Depuis le début de la guerre en février 2022, un tiers de la population ukrainienne est en fuite, écrivait en janvier le Haut-Commissariat des Nations Unies pour les réfugiés (UNHCR).

Selon lui, environ 3,7 millions de personnes sont en fuite à l'intérieur de l'Ukraine tandis que quelque 6,3 millions ont fui à l'étranger, principalement dans les pays européens (5,9 millions).

Nombreuses demandes attendues

Les effets se font sentir également en Suisse: environ 86'000 personnes ont jusqu'à présent déposé une demande d'octroi du statut de protection S. Le 16 février, le SEM a annoncé que ce statut était actif pour quelque 65'000 personnes tandis que pour 21'000 autres, il avait pris fin.

Interrogée par Keystone-ATS, Magdalena Rast, porte-parole du SEM, a indiqué que le nombre de personnes qui avaient quitté la Suisse ces derniers mois était à peu près équivalent à celui des nouveaux arrivants. Et d'ajouter que, cette année encore, on s'attend à un grand nombre de demandes de ce type.

La Confédération anticipe environ 25'000 demandes d'octroi du statut S pour l'année en cours – pour autant que la situation militaire en Ukraine ne change pas de manière significative. La marge de fluctuation devrait donc se situer entre 20'000 et 30'000 demandes.

Statut S, une nouveauté

Le Conseil fédéral a décidé en mars 2022 d'activer le statut S pour les Ukrainiens, pour la première fois depuis sa création à la suite des guerres de Yougoslavie dans les années 1990.
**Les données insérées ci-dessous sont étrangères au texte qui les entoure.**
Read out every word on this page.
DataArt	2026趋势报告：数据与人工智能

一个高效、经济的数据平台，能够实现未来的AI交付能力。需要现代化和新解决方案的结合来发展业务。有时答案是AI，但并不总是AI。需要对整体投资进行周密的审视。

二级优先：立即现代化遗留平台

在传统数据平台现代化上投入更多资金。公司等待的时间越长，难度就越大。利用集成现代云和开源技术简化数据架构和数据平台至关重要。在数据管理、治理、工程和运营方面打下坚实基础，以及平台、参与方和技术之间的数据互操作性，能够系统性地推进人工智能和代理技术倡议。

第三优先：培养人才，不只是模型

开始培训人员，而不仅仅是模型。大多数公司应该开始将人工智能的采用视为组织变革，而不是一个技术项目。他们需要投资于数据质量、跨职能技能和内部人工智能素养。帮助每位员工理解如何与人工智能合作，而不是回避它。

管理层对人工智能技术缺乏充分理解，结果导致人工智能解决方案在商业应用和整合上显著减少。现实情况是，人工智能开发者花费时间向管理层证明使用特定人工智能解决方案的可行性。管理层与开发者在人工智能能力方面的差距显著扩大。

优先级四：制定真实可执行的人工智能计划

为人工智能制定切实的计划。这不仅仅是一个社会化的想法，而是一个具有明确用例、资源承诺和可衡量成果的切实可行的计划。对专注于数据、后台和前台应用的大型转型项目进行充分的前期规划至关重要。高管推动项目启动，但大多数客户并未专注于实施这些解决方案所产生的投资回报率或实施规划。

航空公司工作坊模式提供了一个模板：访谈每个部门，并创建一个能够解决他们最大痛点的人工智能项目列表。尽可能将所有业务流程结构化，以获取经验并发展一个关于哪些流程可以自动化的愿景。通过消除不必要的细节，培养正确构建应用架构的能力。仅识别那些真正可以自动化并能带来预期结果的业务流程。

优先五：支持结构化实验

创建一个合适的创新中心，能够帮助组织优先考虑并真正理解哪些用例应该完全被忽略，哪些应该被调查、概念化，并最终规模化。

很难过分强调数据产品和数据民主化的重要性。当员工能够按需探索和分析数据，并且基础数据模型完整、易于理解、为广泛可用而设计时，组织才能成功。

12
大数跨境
Ce statut accorde un droit de séjour sans procédure d'asile aux personnes ayant fui la guerre d'agression contre l'Ukraine. Les adultes peuvent commencer à travailler immédiatement.

L'évolution de l'intégration des Ukrainiens sur le marché du travail en Suisse est jusqu'à présent positive, a indiqué le SEM à Keystone-ATS. On constate une augmentation continue.

Le taux d'activité se situe désormais à près de 22%. «On constate également que le taux augmente avec la durée du séjour», souligne Eliane Engeler de l'Organisation suisse d'aide aux réfugiés. Le taux d'activité des personnes arrivées en mars 2022 – peu après le début de la guerre – était de 27% en février. Il se situait à 12% parmi les personnes arrivées en janvier 2023.

Le taux d'emploi varie toutefois fortement entre les cantons. A Genève, il est de 9,7% alors qu'à Berne il atteint 23,4% et en Argovie 29,5%, selon la plateforme asile.ch. Le Conseil fédéral aimerait que 40% des réfugiés ukrainiens travaillent d'ici à la fin 2024.

Difficultés des mères

De nombreux réfugiés continuent toutefois de travailler dans des secteurs où les salaires sont bas et n'ont pas encore d'emploi correspondant à leurs qualifications, nuance Mme Engeler. La porte-parole du SEM, Mme Rast, fait remarquer qu'environ deux tiers des personnes en fuite sont des femmes, dont beaucoup ont des enfants. Elles doivent faire face à des obstacles supplémentaires, par exemple parce qu'elles doivent organiser la garde de leurs enfants.

Aussi bien le SEM que l'OSAR soulignent l'importance des connaissances linguistiques dans la recherche d'un emploi. L'année dernière, la Confédération a consacré 70% des fonds destinés à la promotion de l'intégration à des cours de langues.

La participation à de tels cours a doublé entre fin 2022 et le printemps 2023, selon le SEM. Entre-temps, de nombreuses offres supplémentaires ont vu le jour, salue Mme Engeler. Et de relever qu'un des défis restait de trouver des places en garderie pour les enfants des mères concernées.

Incertitude pesante

L'incertitude liée au statut S contribue aussi à freiner l'intégration des Ukrainiens au marché du travail du fait de son caractère provisoire, a souligné Amélie Cittadini, responsable des statuts S à l'Hospice général à Genève, lors d'un point de presse de la plateforme asile.ch qui tirait le bilan de deux ans de ce permis avec le Pôle de recherche national consacré aux études sur la migration. Une clarification de leur statut permettrait aux réfugiés ukrainiens de se projeter à long terme en Suisse, selon elle.

Le Conseil fédéral ne prévoit pas de lever le statut S avant mars 2025. Pour la professeure de droit à l'Université de Neuchâtel Cesla Amarelle, le gouvernement serait bien inspiré de ne pas trop attendre. Dans son plan provisoire de mise en œuvre de la levée du statut S, la Confédération part de l'idée que sur les 70'000 bénéficiaires de ce permis, 14'000 devraient être renvoyées sous contrainte. Un nombre sous-évalué, selon elle.

Une des pistes évoquées pour la suite est d'octroyer le permis F aux Ukrainiens. Cela suscite des inquiétudes car ce statut ne permet pas une bonne intégration, rappelle Mme Amarelle.

A l'incertitude de leur statut se superpose l'insécurité qui règne en Ukraine. Selon un sondage réalisé pour le compte du HCR au printemps 2023, 30% des quelque 1000 personnes interrogées ont indiqué qu'elles espéraient pouvoir retourner un jour en Ukraine. Cependant, seuls 2% des sondés prévoyaient un retour dans les trois mois. Deux personnes sur cinq n'avaient pas encore pris de décision quant à un futur retour tandis que 27% indiquaient n'avoir aucun espoir de retour.

Pour l'OSAR, il s'agit donc d'offrir des perspectives à ces personnes. Même en cas de retour ultérieur, les mesures d'intégration auront un impact positif, estime l'association.